The Appalachian Trail is the other major footpath through this section of the state. Stretching from Georgia to Maine, the trail is known more for hiking, and its singletrack nature means that it’s best for those comfortable with technical trail running. You’ll also discover, as thru-hikers will surely tell you, that it features a lot of climbing. Be prepared to work, but you are rewarded with some stunning views.
The nearly 58-mile long New River Trail is another former train line that’s been turned into a spectacular running path. New River State Park is a linear park that parallels the New River, passing through four counties in Southwest Virginia and the town of Galax. Along the way you’ll pass through two major tunnels (135 and 193 feet long), three major bridges, and more than 30 smaller bridges and trestles. The route is mostly flat and tree-tree covered, making it an excellent option in the warm summer months and a must-do in the fall.
At Breaks Interstate Park, which straddles the Virginia and Kentucky border, you’ll find more than 25 miles of trails to explore in this relatively remote section of the state. Here you’ll find what’s been dubbed the “Grand Canyon of the South,” a quarter-mile deep, five-mile-long chasm in Pine Mountain that was carved by the Russell Fork of the Big Sandy River. It’s the deepest gorge east of the Mississippi River, and it’s just one of the natural wonders that make the 4,600-acre park worth exploring. A trip to the Breaks could also include camping, fishing, and whitewater paddling.
Like sticking to the roads? Consider one of Southwest Virginia’s more unique geographic formations: Burke’s Garden. From far above, this section of Tazewell County looks like a meteor crater—a large indentation surrounded by mountains. In reality, it’s a bowl-like cove that developed due to the collapse of limestone caverns ages ago. From the ground, what you’ll see is lush farmland (often compared to New Zealand) surrounded by scenic mountains. There is only one way in and out of the valley, so you get very little traffic. In fact, you’re probably as likely to see a horse and buggy as a car. The circular road creates about a 12 mile loop in the valley, which is a great way to see it. You can also access the Appalachian Trail from Burke’s Garden—but it is a steep climb up to the ridgeline.
Nothing brings runners together more than races, and Southwest Virginia has several options to put your skills to the test. The Virginia Creeper Marathon is typical of races in the area, which tend to be small, low-cost community events that reflect the region’s character. The Virginia Creeper Marathon, which is limited to 100 participants each spring, starts in Abingdon and is run mostly on the Virginia Creeper Trail.

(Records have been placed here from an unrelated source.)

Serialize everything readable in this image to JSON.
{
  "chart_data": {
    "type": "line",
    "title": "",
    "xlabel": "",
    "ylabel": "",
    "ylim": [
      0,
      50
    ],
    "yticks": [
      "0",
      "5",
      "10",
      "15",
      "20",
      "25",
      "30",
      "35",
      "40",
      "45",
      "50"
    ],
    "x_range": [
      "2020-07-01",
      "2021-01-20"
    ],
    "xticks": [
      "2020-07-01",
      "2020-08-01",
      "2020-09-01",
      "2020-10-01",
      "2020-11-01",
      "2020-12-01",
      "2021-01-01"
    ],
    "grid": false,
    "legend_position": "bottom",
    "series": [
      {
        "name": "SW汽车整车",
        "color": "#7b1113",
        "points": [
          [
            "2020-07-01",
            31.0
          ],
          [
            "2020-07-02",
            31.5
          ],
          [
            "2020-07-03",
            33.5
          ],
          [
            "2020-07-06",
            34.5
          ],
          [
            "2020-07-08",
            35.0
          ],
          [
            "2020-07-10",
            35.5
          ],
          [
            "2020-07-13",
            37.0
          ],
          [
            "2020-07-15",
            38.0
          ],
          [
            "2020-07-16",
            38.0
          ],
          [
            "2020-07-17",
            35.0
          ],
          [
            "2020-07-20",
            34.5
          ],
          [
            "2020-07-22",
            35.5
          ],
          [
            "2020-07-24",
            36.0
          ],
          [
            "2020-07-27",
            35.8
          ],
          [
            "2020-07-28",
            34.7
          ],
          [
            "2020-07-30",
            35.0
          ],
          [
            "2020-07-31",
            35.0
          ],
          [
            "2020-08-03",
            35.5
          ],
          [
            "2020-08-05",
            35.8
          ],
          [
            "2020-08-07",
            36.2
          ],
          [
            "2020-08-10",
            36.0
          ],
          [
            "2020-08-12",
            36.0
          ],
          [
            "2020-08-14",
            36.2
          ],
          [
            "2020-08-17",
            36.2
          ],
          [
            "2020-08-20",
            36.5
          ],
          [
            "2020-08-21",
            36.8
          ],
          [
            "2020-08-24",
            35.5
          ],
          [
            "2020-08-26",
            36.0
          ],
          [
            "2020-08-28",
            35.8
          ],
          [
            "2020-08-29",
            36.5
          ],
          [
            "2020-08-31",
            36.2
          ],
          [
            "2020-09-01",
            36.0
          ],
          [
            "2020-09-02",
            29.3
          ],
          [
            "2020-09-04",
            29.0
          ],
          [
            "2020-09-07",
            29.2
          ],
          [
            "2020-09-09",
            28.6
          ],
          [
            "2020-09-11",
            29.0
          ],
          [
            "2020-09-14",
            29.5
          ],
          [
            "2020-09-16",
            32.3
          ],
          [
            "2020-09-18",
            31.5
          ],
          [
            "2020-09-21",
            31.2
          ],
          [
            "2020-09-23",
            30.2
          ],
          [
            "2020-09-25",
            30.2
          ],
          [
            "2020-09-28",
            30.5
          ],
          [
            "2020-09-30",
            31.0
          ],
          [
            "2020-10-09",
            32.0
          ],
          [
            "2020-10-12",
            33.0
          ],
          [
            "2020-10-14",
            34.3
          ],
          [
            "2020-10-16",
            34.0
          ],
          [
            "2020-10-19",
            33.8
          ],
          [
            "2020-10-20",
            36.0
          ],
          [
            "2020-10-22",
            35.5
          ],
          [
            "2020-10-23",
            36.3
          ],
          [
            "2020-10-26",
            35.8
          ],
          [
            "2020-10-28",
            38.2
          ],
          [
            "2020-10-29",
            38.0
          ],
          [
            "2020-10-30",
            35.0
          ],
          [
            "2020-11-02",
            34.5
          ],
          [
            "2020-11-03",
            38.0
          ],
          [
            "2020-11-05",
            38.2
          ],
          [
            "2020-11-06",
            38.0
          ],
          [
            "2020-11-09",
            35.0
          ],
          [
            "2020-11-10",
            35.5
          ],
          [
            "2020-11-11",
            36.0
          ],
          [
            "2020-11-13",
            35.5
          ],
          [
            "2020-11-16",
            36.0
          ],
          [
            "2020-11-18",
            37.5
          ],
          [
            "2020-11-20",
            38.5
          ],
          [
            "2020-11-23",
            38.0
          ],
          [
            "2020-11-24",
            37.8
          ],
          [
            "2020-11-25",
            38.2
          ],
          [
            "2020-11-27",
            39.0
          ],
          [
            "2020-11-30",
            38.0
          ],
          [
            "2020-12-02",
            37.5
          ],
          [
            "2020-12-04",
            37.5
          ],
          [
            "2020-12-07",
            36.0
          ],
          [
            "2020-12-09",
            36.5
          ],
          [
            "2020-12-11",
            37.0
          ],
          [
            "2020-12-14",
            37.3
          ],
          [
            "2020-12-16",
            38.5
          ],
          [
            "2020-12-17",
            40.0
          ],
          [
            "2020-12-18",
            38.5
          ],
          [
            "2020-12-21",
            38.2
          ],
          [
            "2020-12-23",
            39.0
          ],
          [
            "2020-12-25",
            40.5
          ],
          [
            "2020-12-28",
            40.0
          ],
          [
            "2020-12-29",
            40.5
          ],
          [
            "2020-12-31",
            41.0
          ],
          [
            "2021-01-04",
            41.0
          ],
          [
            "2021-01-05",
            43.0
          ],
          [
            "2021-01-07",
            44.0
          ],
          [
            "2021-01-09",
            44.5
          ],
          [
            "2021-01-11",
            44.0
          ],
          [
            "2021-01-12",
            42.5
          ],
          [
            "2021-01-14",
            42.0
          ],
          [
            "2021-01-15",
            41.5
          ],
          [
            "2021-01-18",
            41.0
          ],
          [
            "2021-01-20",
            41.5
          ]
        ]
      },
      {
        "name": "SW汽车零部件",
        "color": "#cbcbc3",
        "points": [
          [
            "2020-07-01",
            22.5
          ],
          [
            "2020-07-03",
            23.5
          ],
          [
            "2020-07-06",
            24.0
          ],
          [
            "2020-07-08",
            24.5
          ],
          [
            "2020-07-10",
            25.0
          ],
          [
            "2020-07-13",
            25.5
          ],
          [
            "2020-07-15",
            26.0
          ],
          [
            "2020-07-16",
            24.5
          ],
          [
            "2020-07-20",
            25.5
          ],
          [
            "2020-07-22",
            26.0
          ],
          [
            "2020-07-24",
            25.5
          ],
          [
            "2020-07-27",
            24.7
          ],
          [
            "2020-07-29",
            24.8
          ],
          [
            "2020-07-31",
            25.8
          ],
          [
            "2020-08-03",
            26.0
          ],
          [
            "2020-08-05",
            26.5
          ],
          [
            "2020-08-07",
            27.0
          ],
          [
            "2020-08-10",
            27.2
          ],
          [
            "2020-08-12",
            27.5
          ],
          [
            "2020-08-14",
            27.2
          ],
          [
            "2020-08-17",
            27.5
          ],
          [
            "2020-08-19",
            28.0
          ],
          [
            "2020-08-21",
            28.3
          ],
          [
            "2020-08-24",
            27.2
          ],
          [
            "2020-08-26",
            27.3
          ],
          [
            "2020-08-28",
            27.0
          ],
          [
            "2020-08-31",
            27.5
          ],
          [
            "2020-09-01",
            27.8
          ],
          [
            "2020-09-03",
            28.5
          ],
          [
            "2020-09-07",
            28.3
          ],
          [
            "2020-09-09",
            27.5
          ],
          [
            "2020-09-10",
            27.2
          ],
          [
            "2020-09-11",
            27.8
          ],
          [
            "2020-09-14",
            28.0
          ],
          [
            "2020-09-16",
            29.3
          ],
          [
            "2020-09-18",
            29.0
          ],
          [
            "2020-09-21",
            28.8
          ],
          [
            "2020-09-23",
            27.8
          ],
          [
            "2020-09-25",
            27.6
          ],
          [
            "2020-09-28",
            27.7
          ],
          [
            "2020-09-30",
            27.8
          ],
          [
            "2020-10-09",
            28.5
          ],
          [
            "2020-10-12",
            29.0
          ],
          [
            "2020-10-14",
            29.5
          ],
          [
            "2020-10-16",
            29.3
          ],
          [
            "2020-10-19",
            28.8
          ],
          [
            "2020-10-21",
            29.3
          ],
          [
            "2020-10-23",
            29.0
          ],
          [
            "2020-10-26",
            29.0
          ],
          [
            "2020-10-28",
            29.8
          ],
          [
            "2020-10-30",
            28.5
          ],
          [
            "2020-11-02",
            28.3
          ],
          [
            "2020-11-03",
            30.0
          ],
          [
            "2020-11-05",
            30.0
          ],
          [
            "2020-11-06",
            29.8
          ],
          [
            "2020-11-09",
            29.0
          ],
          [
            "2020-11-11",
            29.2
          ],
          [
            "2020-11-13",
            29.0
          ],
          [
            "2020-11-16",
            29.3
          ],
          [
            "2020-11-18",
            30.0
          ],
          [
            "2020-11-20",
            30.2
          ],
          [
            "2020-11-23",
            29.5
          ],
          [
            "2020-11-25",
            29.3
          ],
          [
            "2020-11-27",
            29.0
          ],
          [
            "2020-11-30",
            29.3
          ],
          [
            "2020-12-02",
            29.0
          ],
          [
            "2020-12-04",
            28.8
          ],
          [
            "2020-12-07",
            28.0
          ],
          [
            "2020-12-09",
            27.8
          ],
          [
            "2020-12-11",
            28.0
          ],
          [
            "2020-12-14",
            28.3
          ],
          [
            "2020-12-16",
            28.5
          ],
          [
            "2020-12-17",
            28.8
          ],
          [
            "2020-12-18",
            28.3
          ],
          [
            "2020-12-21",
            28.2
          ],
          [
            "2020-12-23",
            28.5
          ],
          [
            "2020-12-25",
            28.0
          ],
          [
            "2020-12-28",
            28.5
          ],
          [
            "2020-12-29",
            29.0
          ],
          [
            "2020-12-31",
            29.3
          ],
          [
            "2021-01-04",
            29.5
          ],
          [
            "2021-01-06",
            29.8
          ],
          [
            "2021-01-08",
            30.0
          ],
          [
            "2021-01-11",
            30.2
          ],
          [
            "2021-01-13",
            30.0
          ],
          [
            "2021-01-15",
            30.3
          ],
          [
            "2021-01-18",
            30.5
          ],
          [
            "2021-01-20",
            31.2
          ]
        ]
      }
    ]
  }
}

The Varmint Half Marathon and 5K in June is a good excuse to check out Burke’s Garden. The 200-person includes a half-marathon that completes the loop through the valley. The High Knob Hellbender 10K is an extremely challenging race that starts in Norton, Virginia, and takes runners up a 2,000 foot climb over about six miles to the observation tower at the High Knob Recreation Area, where on a clear day you can see five states.
Smyth County, Virginia, hosts both a Color Run (a fun run where participants are doused with paint along the route) and Super Hero 5K, a more traditional road race, well, except you’re welcome to dress up as your favorite super hero. You’ll find many other community events, particularly in the spring and fall, in towns like Wytheville, Salem, Wise, and Tazewell.
But even if the timing doesn’t work out to find an organized events, runners won’t be disappointed with the Southwest Virginia offerings that they can find on their own.